Тут будто что осенило Василия Степаныча.
— А я, — говорит. — думал, что за костюмчик. А раз, — говорит, — по пьяной лавочке, то это я, действительно, понимаю. Сочувствую этому. Не спорю.
Пожал Вася Конопатов ручку начальнику, извинился за причиненное беспокойство и отбыл.
Гости
Конечно, об чем говорить!
Гость нынче пошел ненормальный. Все время приходится за ним следить. И чтоб пальто свое надел. И чтоб лишнюю барашковую шапку не напялил.
Еду-то, конечно, пущай берет. Но зачем же еду в салфетки заворачивать? Это прямо лишнее. За этим не последишь, так гости могут в две вечеринки все имущество вместе с кроватями и буфетами вывезти. Вон какие гости пошли!
У моих знакомых на этой почве небольшой инцидент развернулся на этих праздниках.
Приглашено было на Рождество человек пятнадцать самых разнообразных гостей. Были тут и дамы, и не дамы. Пьющие и выпивающие.
Вечеринка была пышная. На одну только жратву истрачено было около семи рублей. Выпивка — на паях. По два с полтиной с носу. Дамы бесплатно. Хотя это, прямо сказать, глупо. Другая дама налижется до того, что любому мужчине может сто очков вперед дать. Но не будем входить в эти подробности и расстраивать свои нервы. Это уж дело хозяйское. Им видней.
А хозяев было трое. Супруги Зефировы и ихний старик — женин папа — Евдокимыч.
Его, может, специально пригласили на предмет посмотреть за гостями.
— Втроем-то, — говорят, — мы очень свободно за гостями доглядеть можем. Каждого гостя на учет возьмем.
Стали они глядеть.
Первым выбыл из строя Евдокимыч. Этот старикан, дай бог ему здоровья и счастливой старости, в первые же пять минут нажрался до того, что «мама» сказать не мог.
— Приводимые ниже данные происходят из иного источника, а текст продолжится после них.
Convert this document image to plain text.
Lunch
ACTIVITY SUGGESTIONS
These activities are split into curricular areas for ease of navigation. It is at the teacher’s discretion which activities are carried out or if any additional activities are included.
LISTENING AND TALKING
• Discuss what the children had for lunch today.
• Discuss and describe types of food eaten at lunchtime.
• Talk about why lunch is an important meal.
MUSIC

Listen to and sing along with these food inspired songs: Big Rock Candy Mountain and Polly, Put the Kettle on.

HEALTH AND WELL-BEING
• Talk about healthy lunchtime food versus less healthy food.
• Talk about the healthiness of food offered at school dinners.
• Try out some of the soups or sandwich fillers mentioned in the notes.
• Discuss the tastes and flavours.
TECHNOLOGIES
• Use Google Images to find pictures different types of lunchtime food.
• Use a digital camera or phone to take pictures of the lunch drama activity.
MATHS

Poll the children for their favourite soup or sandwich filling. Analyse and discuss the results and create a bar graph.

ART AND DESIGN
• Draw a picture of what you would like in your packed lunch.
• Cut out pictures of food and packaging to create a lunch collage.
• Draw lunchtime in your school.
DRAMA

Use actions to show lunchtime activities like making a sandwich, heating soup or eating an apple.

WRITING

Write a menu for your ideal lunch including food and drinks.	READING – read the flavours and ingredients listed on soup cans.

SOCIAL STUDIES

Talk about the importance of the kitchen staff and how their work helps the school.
Сидит, глазами играет и дамам мычит определенные вещи.
Сам хозяин Зефиров очень от этой папиной выпивки расстроился и огорчился и сам начал ходить по квартире — следить, как и чего и чтоб ничего лишнего.
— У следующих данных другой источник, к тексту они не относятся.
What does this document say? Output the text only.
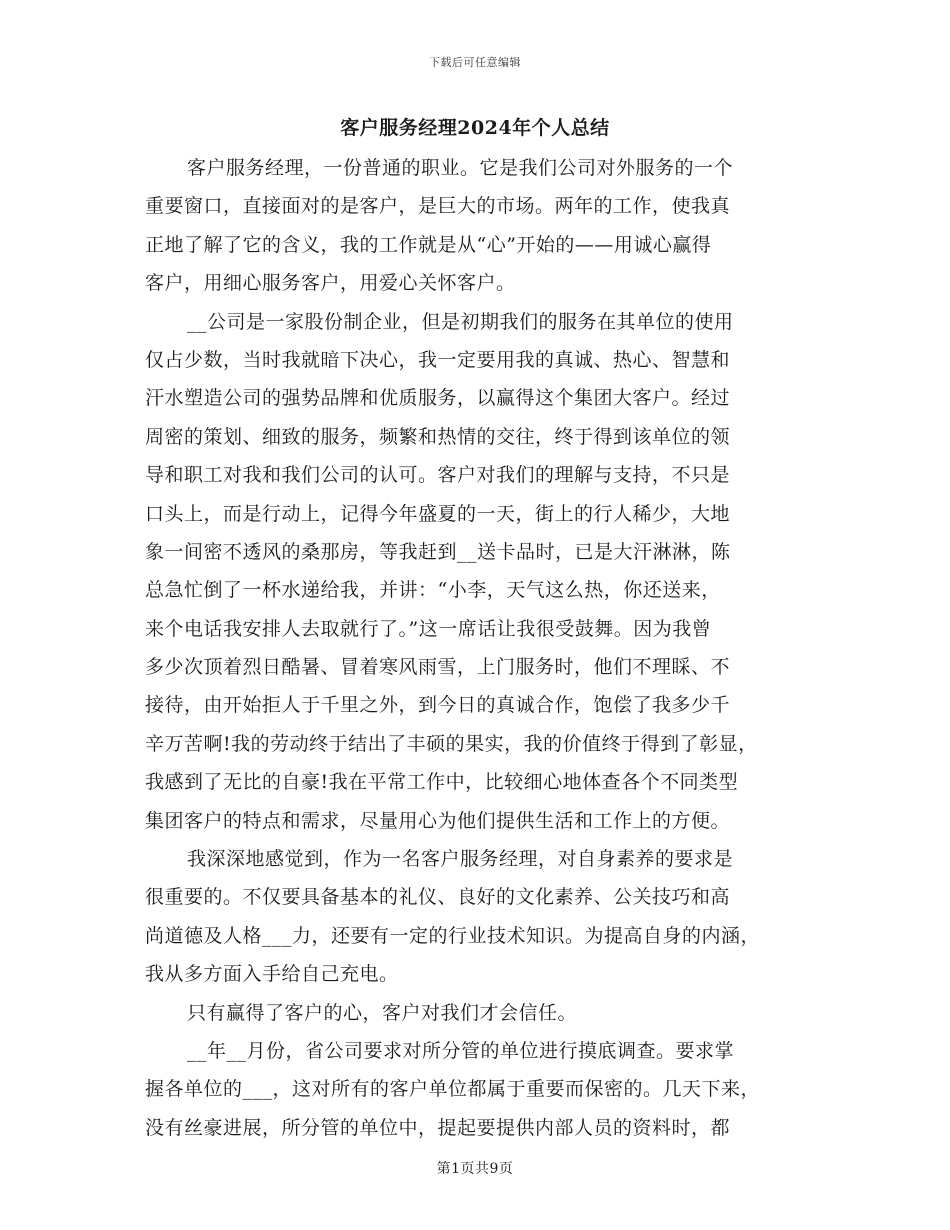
下载后可任意编辑
客户服务经理2024年个人总结
客户服务经理，一份普通的职业。它是我们公司对外服务的一个
重要窗口，直接面对的是客户，是巨大的市场。两年的工作，使我真
正地了解了它的含义，我的工作就是从“心”开始的——用诚心赢得
客户，用细心服务客户，用爱心关怀客户。
__公司是一家股份制企业，但是初期我们的服务在其单位的使用
仅占少数，当时我就暗下决心，我一定要用我的真诚、热心、智慧和
汗水塑造公司的强势品牌和优质服务，以赢得这个集团大客户。经过
周密的策划、细致的服务，频繁和热情的交往，终于得到该单位的领
导和职工对我和我们公司的认可。客户对我们的理解与支持，不只是
口头上，而是行动上，记得今年盛夏的一天，街上的行人稀少，大地
象一间密不透风的桑那房，等我赶到__送卡品时，已是大汗淋淋，陈
总急忙倒了一杯水递给我，并讲：“小李，天气这么热，你还送来，
来个电话我安排人去取就行了。”这一席话让我很受鼓舞。因为我曾
多少次顶着烈日酷暑、冒着寒风雨雪，上门服务时，他们不理睬、不
接待，由开始拒人于千里之外，到今日的真诚合作，饱偿了我多少千
辛万苦啊!我的劳动终于结出了丰硕的果实，我的价值终于得到了彰显，
我感到了无比的自豪!我在平常工作中，比较细心地体查各个不同类型
集团客户的特点和需求，尽量用心为他们提供生活和工作上的方便。
我深深地感觉到，作为一名客户服务经理，对自身素养的要求是
很重要的。不仅要具备基本的礼仪、良好的文化素养、公关技巧和高
尚道德及人格___力，还要有一定的行业技术知识。为提高自身的内涵，
我从多方面入手给自己充电。
只有赢得了客户的心，客户对我们才会信任。
__年__月份，省公司要求对所分管的单位进行摸底调查。要求掌
握各单位的___，这对所有的客户单位都属于重要而保密的。几天下来，
没有丝豪进展，所分管的单位中，提起要提供内部人员的资料时，都
第1页共9页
Но часам к двенадцати от полного огорчения и сам наврался до полного безобразия. И заснул на видном месте — в столовой на подоконнике.
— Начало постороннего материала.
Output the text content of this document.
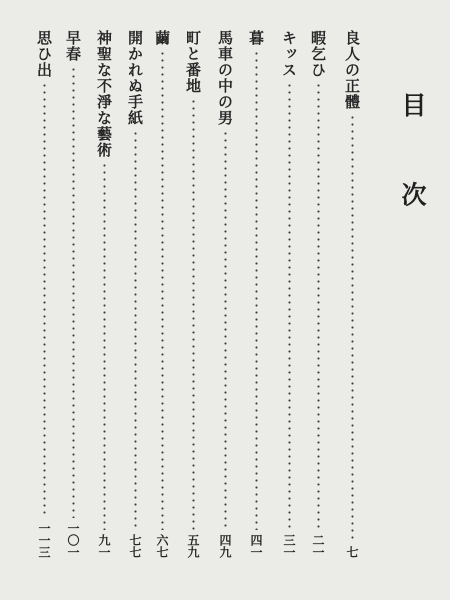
目 次
良人の正體
七
暇乞ひ
二一
キッス
三一
暮
四一
馬車の中の男
四九
町と番地
五九
繭
六七
開かれぬ手紙
七七
神聖な不淨な藝術
九一
早春
一〇一
思ひ出
一一三
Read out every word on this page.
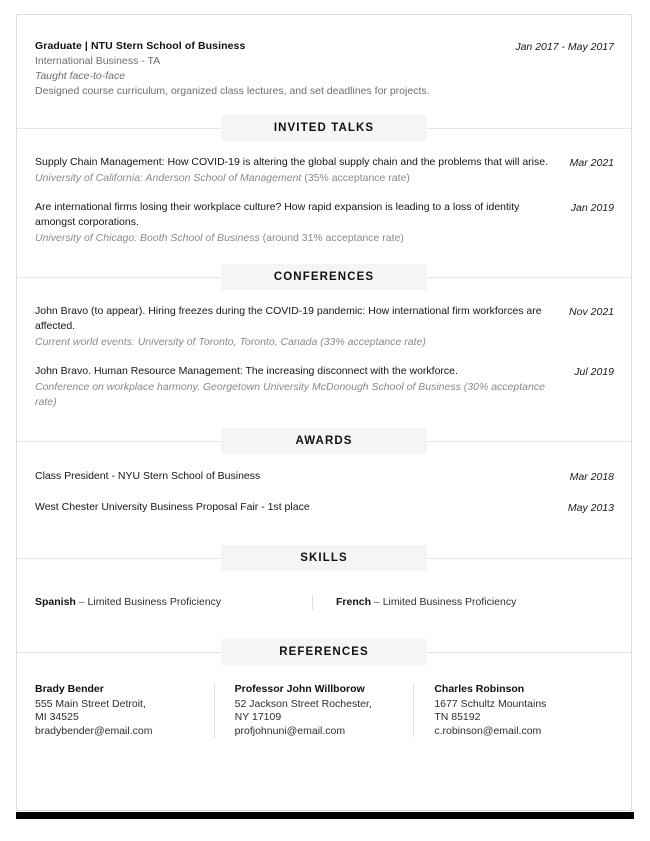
Graduate | NTU Stern School of Business
International Business - TA
Taught face-to-face
Designed course curriculum, organized class lectures, and set deadlines for projects.
Jan 2017 - May 2017
INVITED TALKS
Supply Chain Management: How COVID-19 is altering the global supply chain and the problems that will arise.
University of California: Anderson School of Management (35% acceptance rate)
Mar 2021
Are international firms losing their workplace culture? How rapid expansion is leading to a loss of identity amongst corporations.
University of Chicago: Booth School of Business (around 31% acceptance rate)
Jan 2019
CONFERENCES
John Bravo (to appear). Hiring freezes during the COVID-19 pandemic: How international firm workforces are affected.
Current world events. University of Toronto, Toronto, Canada (33% acceptance rate)
Nov 2021
John Bravo. Human Resource Management: The increasing disconnect with the workforce.
Conference on workplace harmony. Georgetown University McDonough School of Business (30% acceptance rate)
Jul 2019
AWARDS
Class President - NYU Stern School of Business	Mar 2018
West Chester University Business Proposal Fair - 1st place	May 2013
SKILLS
Spanish – Limited Business Proficiency	French – Limited Business Proficiency
REFERENCES
Brady Bender
555 Main Street Detroit,
MI 34525
bradybender@email.com
Professor John Willborow
52 Jackson Street Rochester,
NY 17109
profjohnuni@email.com
Charles Robinson
1677 Schultz Mountains
TN 85192
c.robinson@email.com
Впоследствии обнаружилось, что ему надуло фотографическую карточку, и три недели он ходил с флюсом.
Гости, пожрав вволю, начали играть и веселиться. Начались жмурки, горелки и игра в щеточку.
Во время игры в щеточку открывается дверь и входит мадам Зефирова, бледная как смерть, и говорит:
— Это, — говорит, — ну чистое безобразие! Кто-то сейчас выкрутил в уборной электрическую лампочку в двадцать пять свечей. Это, — говорит, — прямо гостей в уборную нельзя допущать.
Начался шум и треволнение. Папаша Евдокимыч, конечно, протрезвился вмиг, начал беспокоиться и за гостей хвататься. Дамы, безусловно, визжат, не допускают себя лапать.
— Хватайтесь, — говорят, — за мужчин, в крайнем случае, а не за нас.
Мужчины говорят:
— Пущай тогда произведут поголовный обыск.
Приняли меры. Закрыли двери. Начали устраивать обыск. Гости самолично поочередно выворачивали свои карманы, и расстегивали гимнастерки и шаровары, и снимали сапоги. Но ничего такого предосудительного, кроме скольких бутербродов и полбутылки мадеры, двух небольших рюмок и одного графина, обнаружено не было.
Хозяйка, мадам Зефирова, начета горячо извиняться — дескать, погорячилась и кинула тень на такое избранное общество. И высказала предположение, что, может быть, кто и со стороны зашел в уборную и вывинтил лампу.
Однако момент был испорчен. Никто играть в щеточку не захотел больше, танцы под балалайку тоже расстроились и гости начали тихонько расходиться.
А утром, когда хозяин продрал свои очи, все выяснилось окончательно.
Оказалось, что хозяин из боязни того, что некоторые зарвавшиеся гости могут слимонить лампочку, выкрутил ее и положил в боковой карман.
Там она и разбилась.
Хозяин, видимо, круто налег на нее, когда заснул на подоконнике.